Intelligent mais pas omniscient.

L’intelligence artificielle de vos troupes est divisée en trois modules permettant de gérer chaque niveau de commandement. L’IA « grande tactique » disponible pour le jeu solo permet au chef d’armée adverse de diriger ses chefs de corps selon un plan tactique global et de changer ses actions en fonction des évènements. L’IA tactique est utilisée pour définir les actions des chefs de corps sur leurs régiments (formation, déploiement et heure d’intervention) et enfin, l’IA régimentaire gère le comportement dynamique de vos régiments (sic !) face à une situation donnée. Si les deux premières sont importantes pour le déplacement et la cohésion des troupes, la dernière définit avec précision quelle action et quelle formation sera adoptée par un régiment en cas, par exemple, de rencontre avec un ennemi, mais nous y reviendrons…

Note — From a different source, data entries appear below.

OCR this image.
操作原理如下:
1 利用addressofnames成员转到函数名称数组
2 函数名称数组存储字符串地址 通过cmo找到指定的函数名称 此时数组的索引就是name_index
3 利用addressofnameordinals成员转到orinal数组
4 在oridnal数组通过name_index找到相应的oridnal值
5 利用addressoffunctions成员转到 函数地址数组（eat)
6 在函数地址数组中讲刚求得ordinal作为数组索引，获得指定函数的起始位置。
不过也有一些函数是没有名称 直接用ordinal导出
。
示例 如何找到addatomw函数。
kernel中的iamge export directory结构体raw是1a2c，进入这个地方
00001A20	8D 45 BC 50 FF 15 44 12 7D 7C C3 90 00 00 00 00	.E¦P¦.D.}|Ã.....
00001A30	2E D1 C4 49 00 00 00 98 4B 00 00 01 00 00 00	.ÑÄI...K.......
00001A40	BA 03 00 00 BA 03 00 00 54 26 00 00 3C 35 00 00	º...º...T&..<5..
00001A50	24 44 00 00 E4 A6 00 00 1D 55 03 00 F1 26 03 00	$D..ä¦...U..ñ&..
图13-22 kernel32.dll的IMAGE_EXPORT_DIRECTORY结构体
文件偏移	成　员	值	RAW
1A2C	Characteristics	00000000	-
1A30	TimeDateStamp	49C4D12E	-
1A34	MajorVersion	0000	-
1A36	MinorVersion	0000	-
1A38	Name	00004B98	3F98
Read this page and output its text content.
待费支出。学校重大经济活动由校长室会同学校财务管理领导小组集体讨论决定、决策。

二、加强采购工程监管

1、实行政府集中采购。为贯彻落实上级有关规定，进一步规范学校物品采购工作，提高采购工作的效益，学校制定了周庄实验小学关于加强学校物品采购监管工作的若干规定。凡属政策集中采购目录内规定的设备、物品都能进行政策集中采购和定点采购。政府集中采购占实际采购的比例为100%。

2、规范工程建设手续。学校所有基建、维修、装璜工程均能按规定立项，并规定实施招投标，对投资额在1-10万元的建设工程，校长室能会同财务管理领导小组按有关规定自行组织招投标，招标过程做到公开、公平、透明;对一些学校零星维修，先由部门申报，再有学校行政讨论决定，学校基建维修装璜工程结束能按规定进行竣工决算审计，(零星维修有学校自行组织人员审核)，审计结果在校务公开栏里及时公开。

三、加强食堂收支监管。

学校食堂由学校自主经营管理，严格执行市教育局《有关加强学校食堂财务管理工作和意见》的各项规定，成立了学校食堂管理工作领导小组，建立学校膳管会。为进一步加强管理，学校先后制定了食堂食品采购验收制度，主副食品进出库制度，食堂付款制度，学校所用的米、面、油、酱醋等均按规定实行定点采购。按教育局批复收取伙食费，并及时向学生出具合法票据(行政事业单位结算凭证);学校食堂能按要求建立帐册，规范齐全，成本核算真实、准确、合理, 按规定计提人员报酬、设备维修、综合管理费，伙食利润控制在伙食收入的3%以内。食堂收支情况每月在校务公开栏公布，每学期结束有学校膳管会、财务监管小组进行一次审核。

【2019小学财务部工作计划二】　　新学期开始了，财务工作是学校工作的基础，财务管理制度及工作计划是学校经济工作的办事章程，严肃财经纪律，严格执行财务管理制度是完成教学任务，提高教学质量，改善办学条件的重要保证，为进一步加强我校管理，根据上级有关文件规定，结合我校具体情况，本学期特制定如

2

La version quasi-finale que nous avons pu tester ne comportait pas l’implémentation de l’IA « grande tactique » et nous avons malgré ça réussi à nous prendre quelques belles déculottées grâce à l’efficacité de l’IA tactique et régimentaire! Pas de triche à la Starcraft, ou l’ennemi connait en permanence votre position et vos effectifs pour frapper au plus mauvais moment, mais une IA féroce qui ne vous laisse aucune chance dès que vous l’approchez ! Il faut utiliser le terrain au maximum pour damer le pion à l’ennemi et empêcher le fourbe d’entamer un mouvement qui vous sera fatal.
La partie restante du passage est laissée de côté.